De acordo com a lei de higiene alimentar da China, um infrator pode ser multado em até 50 mil yuans (R$ 38,5 mil) ou ter sua licença sanitária revogada. Essa não é uma punição pesada o suficiente. Produtores e vendedores de alimentos podem enfrentar acusações criminais, mas isso geralmente ocorre somente após os consumidores terem sofrido gravemente, como no caso do envenenamento de bebês por melamina em 2008.

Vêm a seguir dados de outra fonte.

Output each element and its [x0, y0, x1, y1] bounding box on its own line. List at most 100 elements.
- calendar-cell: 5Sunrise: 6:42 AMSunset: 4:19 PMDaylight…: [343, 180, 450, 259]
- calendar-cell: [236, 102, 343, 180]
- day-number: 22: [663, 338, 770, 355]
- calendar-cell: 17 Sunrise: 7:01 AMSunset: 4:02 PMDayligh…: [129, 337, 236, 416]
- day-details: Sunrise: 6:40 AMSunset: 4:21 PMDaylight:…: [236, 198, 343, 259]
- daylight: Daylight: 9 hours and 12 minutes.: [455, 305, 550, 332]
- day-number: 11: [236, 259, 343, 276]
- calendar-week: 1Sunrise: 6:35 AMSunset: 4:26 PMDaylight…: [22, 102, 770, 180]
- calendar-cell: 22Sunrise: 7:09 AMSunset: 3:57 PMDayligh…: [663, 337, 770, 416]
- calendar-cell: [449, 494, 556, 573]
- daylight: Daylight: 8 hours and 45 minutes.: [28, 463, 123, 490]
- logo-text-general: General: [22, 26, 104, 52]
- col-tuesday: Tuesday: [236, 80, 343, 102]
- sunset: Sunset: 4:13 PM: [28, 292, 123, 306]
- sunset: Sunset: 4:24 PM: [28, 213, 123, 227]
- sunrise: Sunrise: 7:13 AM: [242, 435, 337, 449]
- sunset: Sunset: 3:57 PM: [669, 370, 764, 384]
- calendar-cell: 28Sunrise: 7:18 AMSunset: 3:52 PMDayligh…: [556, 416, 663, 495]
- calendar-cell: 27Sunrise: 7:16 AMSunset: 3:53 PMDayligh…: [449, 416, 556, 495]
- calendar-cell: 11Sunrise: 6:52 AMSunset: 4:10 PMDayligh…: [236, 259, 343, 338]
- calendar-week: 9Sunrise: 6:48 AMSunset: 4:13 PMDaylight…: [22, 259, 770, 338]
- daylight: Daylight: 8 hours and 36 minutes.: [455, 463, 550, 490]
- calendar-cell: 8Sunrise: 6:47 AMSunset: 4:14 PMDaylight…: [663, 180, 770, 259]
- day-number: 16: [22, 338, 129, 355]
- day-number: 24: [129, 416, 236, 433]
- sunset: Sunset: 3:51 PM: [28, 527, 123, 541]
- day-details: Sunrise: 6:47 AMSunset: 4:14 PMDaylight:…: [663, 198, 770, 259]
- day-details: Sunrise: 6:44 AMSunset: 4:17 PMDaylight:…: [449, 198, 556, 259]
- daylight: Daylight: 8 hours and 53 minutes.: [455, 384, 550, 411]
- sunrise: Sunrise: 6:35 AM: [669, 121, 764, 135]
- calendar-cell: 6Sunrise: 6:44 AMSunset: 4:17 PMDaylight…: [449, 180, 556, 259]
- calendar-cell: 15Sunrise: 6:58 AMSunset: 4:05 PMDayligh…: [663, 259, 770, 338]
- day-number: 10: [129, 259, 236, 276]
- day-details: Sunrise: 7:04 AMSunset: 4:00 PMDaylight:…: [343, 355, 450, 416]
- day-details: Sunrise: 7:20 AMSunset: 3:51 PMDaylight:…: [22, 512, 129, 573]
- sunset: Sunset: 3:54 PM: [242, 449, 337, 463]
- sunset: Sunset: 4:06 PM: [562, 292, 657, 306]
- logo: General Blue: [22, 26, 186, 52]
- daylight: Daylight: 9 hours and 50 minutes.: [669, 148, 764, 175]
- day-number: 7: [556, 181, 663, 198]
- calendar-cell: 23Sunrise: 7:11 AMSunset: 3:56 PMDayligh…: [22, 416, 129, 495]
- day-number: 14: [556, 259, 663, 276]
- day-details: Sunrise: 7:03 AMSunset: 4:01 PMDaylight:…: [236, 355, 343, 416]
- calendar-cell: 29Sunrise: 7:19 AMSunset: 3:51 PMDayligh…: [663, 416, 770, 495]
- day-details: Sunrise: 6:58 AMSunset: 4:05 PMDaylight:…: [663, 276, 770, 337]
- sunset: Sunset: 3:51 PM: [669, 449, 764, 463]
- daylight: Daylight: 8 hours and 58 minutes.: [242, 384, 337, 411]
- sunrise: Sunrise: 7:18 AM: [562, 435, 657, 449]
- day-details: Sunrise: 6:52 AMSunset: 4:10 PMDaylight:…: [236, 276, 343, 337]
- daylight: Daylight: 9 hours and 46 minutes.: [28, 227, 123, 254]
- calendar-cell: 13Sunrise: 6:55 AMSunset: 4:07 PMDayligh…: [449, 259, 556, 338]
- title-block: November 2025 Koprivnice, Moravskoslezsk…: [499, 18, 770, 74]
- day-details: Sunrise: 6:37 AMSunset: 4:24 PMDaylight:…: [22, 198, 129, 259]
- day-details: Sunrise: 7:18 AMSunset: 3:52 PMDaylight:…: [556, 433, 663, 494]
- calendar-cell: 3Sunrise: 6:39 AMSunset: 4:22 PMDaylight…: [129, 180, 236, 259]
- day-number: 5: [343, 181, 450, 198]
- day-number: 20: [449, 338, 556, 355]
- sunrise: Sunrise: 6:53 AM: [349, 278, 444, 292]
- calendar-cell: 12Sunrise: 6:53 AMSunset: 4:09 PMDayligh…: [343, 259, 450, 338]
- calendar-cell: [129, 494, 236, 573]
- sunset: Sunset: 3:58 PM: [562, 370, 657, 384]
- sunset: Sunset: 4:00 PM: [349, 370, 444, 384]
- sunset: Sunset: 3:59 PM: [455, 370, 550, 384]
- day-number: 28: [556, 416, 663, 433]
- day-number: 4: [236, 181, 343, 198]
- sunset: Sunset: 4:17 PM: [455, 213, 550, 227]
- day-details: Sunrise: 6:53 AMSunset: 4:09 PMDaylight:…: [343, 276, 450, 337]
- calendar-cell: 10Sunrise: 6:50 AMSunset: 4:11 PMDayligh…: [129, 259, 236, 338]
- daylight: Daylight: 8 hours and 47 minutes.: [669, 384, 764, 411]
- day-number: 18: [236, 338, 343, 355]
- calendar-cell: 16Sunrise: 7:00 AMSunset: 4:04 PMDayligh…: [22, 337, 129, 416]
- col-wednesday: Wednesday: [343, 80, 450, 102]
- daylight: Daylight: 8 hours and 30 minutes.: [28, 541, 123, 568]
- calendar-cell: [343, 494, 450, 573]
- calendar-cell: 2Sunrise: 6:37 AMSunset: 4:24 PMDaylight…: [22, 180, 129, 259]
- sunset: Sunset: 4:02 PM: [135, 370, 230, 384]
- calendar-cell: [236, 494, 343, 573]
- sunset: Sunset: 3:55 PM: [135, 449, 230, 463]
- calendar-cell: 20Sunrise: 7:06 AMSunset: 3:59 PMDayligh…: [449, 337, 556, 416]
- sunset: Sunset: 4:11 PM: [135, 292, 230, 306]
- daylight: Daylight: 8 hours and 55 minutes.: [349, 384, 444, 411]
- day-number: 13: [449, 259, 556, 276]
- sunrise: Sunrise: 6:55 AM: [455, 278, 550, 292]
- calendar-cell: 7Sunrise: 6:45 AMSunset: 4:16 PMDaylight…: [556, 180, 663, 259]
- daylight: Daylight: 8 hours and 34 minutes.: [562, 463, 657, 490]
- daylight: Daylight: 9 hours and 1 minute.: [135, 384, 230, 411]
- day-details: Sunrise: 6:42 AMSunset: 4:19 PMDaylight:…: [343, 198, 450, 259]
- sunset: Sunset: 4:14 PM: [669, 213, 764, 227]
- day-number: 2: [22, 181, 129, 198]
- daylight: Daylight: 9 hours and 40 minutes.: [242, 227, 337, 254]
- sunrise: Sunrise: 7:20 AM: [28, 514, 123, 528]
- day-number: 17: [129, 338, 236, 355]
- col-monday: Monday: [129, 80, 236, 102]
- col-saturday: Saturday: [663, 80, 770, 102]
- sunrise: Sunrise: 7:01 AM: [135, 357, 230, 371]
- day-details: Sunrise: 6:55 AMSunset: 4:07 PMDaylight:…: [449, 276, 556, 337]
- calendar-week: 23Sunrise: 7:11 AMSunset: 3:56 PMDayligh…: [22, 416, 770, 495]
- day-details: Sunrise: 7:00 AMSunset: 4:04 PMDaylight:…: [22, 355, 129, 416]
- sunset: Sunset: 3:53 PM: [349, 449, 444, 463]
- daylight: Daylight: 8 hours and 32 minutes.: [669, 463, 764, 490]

Muitas crianças que beberam a fórmula de leite infantil com melamina acabaram com insuficiência renal e pedras na bexiga, sofrendo efeitos para o resto da vida em sua saúde. É um preço muito alto a pagar, e sentenciar os responsáveis à morte não fará com que essas crianças fiquem bem novamente. É preciso haver mais monitoramento da produção de alimentos e verificações mais cuidadosas antes que os produtos entrem no mercado – e os departamentos de supervisão do governo precisam ser punidos quando escândalos acontecem.

No escândalo da fórmula de leite para bebês, vários funcionários que foram punidos por sua supervisão supostamente voltaram ao poder apenas alguns anos depois. Isso é desanimador para o público e sugere que algumas autoridades ainda não estão levando a segurança alimentar a sério o suficiente. Punir funcionários envolvidos em escândalos de segurança alimentar da mesma forma que aqueles envolvidos em corrupção pode aumentar a confiança do consumidor.

É muito difícil para pessoas comuns ficarem atentas aos riscos à saúde – não se pode monitorar os muitos elos da cadeia alimentar, da produção às vendas, acredite, eu tentei. É preciso haver mais ação do governo e das grandes empresas se quiserem reconquistar a confiança dos consumidores.